Question about DDPG loss.backward()

jayjay · November 1, 2023, 5:00pm

In DDPG implementation, I have a quick question about loss.backward()

Following is the loss.update part of DDPG

target_Q = critic_target(next_state, actor_target(next_state))
target_Q = reward + (done * args.gamma * target_Q).detach()
current_Q = critic(state, action)
critic_loss = F.mse_loss(current_Q, target_Q)

critic_optimizer.zero_grad()
critic_loss.backward()
critic_optimizer.step()

actor_loss = -critic(state, actor(state)).mean()

actor_optimizer.zero_grad()
actor_loss.backward()
actor_optimizer.step()

My question is that once critic_loss.backward() is done, gradients(from critic_loss to each leaf variables end) are computed and when actor_loss.backward() is called, these gradients made in critic_loss.backward() may affect gradients values for actor networks (because of actor_loss form(=critic(state, actor(state)))?

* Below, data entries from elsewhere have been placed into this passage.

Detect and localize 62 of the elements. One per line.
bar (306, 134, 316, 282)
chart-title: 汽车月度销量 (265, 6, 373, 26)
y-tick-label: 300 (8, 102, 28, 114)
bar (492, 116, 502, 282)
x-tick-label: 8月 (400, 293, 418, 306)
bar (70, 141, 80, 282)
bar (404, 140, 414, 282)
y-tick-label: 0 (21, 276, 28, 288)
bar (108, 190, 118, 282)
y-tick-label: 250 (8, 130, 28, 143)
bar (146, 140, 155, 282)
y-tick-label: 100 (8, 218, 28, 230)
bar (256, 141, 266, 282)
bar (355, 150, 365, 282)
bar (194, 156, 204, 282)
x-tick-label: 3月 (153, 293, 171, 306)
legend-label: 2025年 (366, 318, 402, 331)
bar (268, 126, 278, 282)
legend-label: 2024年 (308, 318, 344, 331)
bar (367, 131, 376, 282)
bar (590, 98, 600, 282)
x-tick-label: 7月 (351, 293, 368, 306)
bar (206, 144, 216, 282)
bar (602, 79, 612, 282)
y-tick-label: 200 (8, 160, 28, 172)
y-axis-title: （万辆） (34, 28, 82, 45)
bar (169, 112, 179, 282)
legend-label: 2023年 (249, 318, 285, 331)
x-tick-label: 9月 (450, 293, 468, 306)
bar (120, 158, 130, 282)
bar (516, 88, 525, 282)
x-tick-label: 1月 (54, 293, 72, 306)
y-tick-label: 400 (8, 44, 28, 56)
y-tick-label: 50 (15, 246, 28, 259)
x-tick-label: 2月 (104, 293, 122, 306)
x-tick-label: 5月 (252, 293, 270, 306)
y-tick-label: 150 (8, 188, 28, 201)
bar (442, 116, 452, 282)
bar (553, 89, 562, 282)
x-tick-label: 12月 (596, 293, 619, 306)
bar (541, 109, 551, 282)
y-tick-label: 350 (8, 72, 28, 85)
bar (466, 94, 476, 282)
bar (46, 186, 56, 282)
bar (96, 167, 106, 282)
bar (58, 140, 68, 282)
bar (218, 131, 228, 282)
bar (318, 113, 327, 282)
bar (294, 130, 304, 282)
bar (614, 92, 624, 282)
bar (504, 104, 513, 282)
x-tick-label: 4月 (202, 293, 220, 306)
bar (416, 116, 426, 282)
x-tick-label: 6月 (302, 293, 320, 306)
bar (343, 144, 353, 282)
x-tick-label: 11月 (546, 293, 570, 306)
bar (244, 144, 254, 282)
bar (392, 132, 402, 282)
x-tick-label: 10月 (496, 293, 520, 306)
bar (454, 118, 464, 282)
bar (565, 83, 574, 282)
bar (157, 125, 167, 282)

vmoens · November 1, 2023, 5:27pm

Yeah, in some implementations people just don’t care about that because they will call zero grad on the critic just after (like you do).
But in practice it’s best not to backprop through the critic at all to avoid surprises (eg when copy pasting the code).
If someone is calling zero_grad after the optimizer step (which is generally ok) in this case it will be a problem.
Also, you’re spending time computing gradients that you’re not going to use.

TL;DR: best to exclude your critic when you’re comptuting grads for the actor.